I’ve known some people who thought of themselves as skeptics, but that held clearly unsupported positions on various issues. They are good at turning that skepticism outward, and considering that other people might be wrong, but they never apply it equally to themselves. Having used their mighty, superior reasoning to find someone else wrong, they then conclude that whatever opinion they themselves have on the subject must be right. (note how there is no step involving researching the subject)
As a skeptic I have no reason to think my own perspective is any less wrong than anyone elses.
Lucy says
Do you have any evidence for that? 😉
Oh, and it’s been said before, but I’m also of the opinion that news reporting is pretty consistently bad – whenever it covers things I know/understand in depth, it pretty much always makes glaring errors that just doing a little web-searching or talking to someone in that field would have put right. I don’t have much confidence in the rest of it, for that reason.
Karellen says
Not in the slightest. It seems to apply completely across the board. It certainly applies to any almost type of science (although medicine seems to be worse than most), or anything to do with computers. I read just the other day that some score particularly badly on the weather.
Heck, you’d expect journalists of all people to be vigilant and knowledgable when it comes to their stock-in-trade, language, but they’re notoriously bad at spelling and grammar!
jakehamby says
Yep. My personal hot button is when people take it upon themselves to decide that ADHD is an invention of Big Pharma to get kids “hooked” on Ritalin (which has been off-patent for decades, so I’m not sure what the motive would be, other than corporations are all evil?). I just read a different blog on this site referring to a take-down of Malcolm Gladwell, who may very well be a shill for Big Tobacco, etc., lumping his defense of Joe Camel in with his defense of science-based best practice for ADHD treatment together as part of the same motivation to defend corporate evil. I didn’t have the energy to respond with a rebuttal. Didn’t think it would make a difference.

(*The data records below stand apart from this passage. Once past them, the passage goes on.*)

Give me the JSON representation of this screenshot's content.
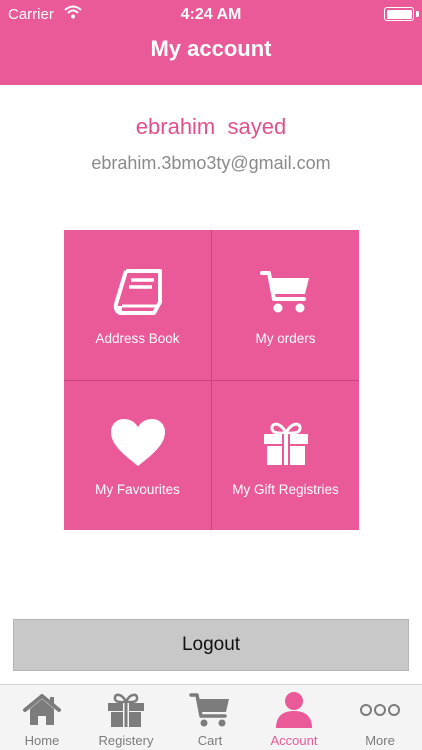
{
  "status_bar": {
    "carrier": "Carrier",
    "time": "4:24 AM",
    "battery_level": 1.0
  },
  "header": {
    "title": "My account"
  },
  "user": {
    "name": "ebrahim  sayed",
    "email": "ebrahim.3bmo3ty@gmail.com"
  },
  "menu": [
    {
      "label": "Address Book",
      "icon": "address-book-icon"
    },
    {
      "label": "My orders",
      "icon": "cart-icon"
    },
    {
      "label": "My Favourites",
      "icon": "heart-icon"
    },
    {
      "label": "My Gift Registries",
      "icon": "gift-icon"
    }
  ],
  "logout_label": "Logout",
  "tabs": [
    {
      "label": "Home",
      "icon": "home-icon"
    },
    {
      "label": "Registery",
      "icon": "gift-icon"
    },
    {
      "label": "Cart",
      "icon": "cart-icon"
    },
    {
      "label": "Account",
      "icon": "person-icon",
      "active": true
    },
    {
      "label": "More",
      "icon": "more-icon"
    }
  ],
  "colors": {
    "accent": "#ea5a98",
    "tab_inactive": "#7c7c7c",
    "logout_bg": "#c8c8c8"
  }
}
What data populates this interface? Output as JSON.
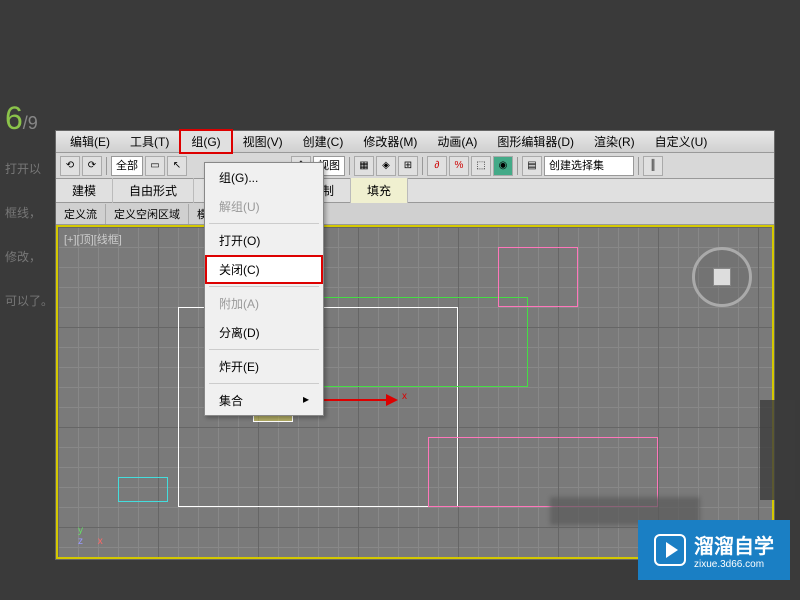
{
  "page": {
    "step_num": "6",
    "step_total": "/9",
    "desc_1": "打开以",
    "desc_2": "框线，",
    "desc_3": "修改，",
    "desc_4": "可以了。"
  },
  "menubar": {
    "edit": "编辑(E)",
    "tools": "工具(T)",
    "group": "组(G)",
    "view": "视图(V)",
    "create": "创建(C)",
    "modifier": "修改器(M)",
    "anim": "动画(A)",
    "graph": "图形编辑器(D)",
    "render": "渲染(R)",
    "custom": "自定义(U)"
  },
  "toolbar": {
    "all": "全部",
    "view_dd": "视图",
    "selset": "创建选择集"
  },
  "ribbon": {
    "model": "建模",
    "freeform": "自由形式",
    "draw": "绘制",
    "fill": "填充"
  },
  "subrow": {
    "flow": "定义流",
    "area": "定义空闲区域",
    "sim": "模拟"
  },
  "viewport": {
    "label": "[+][顶][线框]",
    "x": "x",
    "y": "y",
    "z": "z",
    "x2": "x"
  },
  "dropdown": {
    "group": "组(G)...",
    "ungroup": "解组(U)",
    "open": "打开(O)",
    "close": "关闭(C)",
    "attach": "附加(A)",
    "detach": "分离(D)",
    "explode": "炸开(E)",
    "assembly": "集合"
  },
  "watermark": {
    "brand": "溜溜自学",
    "url": "zixue.3d66.com"
  }
}
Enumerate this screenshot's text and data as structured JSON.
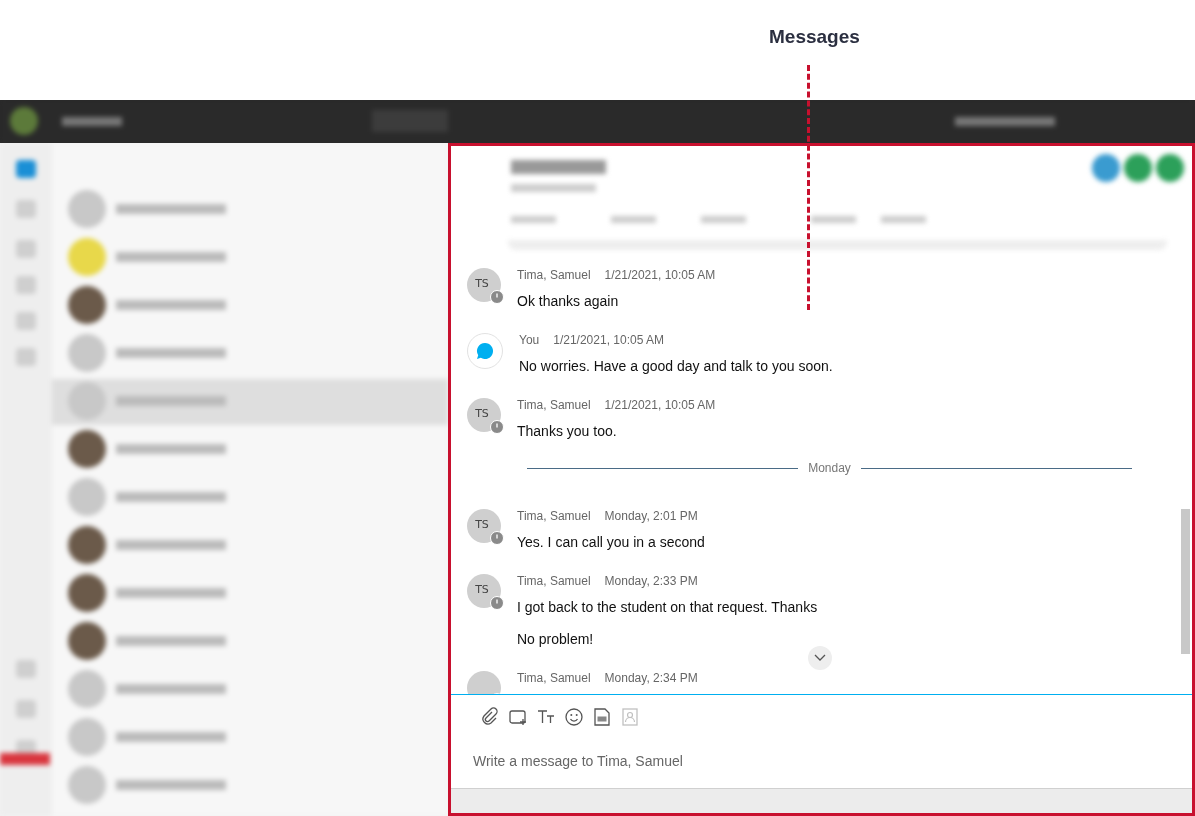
{
  "annotation": {
    "label": "Messages"
  },
  "chat": {
    "items": [
      {
        "kind": "contact",
        "initials": "TS",
        "sender": "Tima, Samuel",
        "time": "1/21/2021, 10:05 AM",
        "lines": [
          "Ok thanks again"
        ]
      },
      {
        "kind": "self",
        "sender": "You",
        "time": "1/21/2021, 10:05 AM",
        "lines": [
          "No worries. Have a good day and talk to you soon."
        ]
      },
      {
        "kind": "contact",
        "initials": "TS",
        "sender": "Tima, Samuel",
        "time": "1/21/2021, 10:05 AM",
        "lines": [
          "Thanks you too."
        ]
      },
      {
        "kind": "divider",
        "label": "Monday"
      },
      {
        "kind": "contact",
        "initials": "TS",
        "sender": "Tima, Samuel",
        "time": "Monday, 2:01 PM",
        "lines": [
          "Yes. I can call you in a second"
        ]
      },
      {
        "kind": "contact",
        "initials": "TS",
        "sender": "Tima, Samuel",
        "time": "Monday, 2:33 PM",
        "lines": [
          "I got back to the student on that request. Thanks",
          "No problem!"
        ]
      },
      {
        "kind": "contact",
        "sender": "Tima, Samuel",
        "time": "Monday, 2:34 PM"
      }
    ],
    "composer": {
      "tools": [
        {
          "kind": "attach",
          "disabled": false
        },
        {
          "kind": "media",
          "disabled": false
        },
        {
          "kind": "format",
          "disabled": false
        },
        {
          "kind": "emoji",
          "disabled": false
        },
        {
          "kind": "gif",
          "disabled": false
        },
        {
          "kind": "contact",
          "disabled": true
        }
      ],
      "placeholder": "Write a message to Tima, Samuel"
    }
  }
}
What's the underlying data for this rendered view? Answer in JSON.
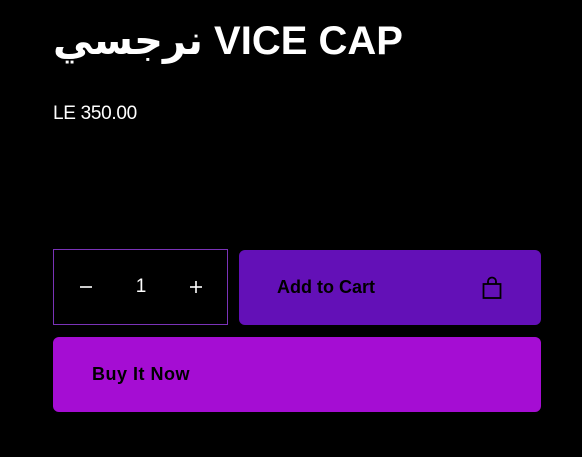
{
  "product": {
    "title": "نرجسي VICE CAP",
    "price": "LE 350.00"
  },
  "quantity": {
    "value": "1",
    "decrease_icon": "minus-icon",
    "increase_icon": "plus-icon"
  },
  "actions": {
    "add_to_cart_label": "Add to Cart",
    "add_to_cart_icon": "shopping-bag-icon",
    "buy_now_label": "Buy It Now"
  },
  "colors": {
    "background": "#000000",
    "add_to_cart": "#6310b7",
    "buy_now": "#a50dd3",
    "quantity_border": "#7a33b8"
  }
}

Even though the circumstances are different, I get a great deal of encouragement reading Natalie and others fighting the good fight for science and reason on the issues that they understand with the intimacy that only comes from being forced to live with something that others can safely dismiss, or pontificate on with the sort of Dunning-Kruger incompetence that comes from pure ignorance. It encourages me to try to speak out about my own experience, when the topic arises. It’s never fun, at least when you’re the sort of person who tries to avoid conflict, as most of us are. But it does help.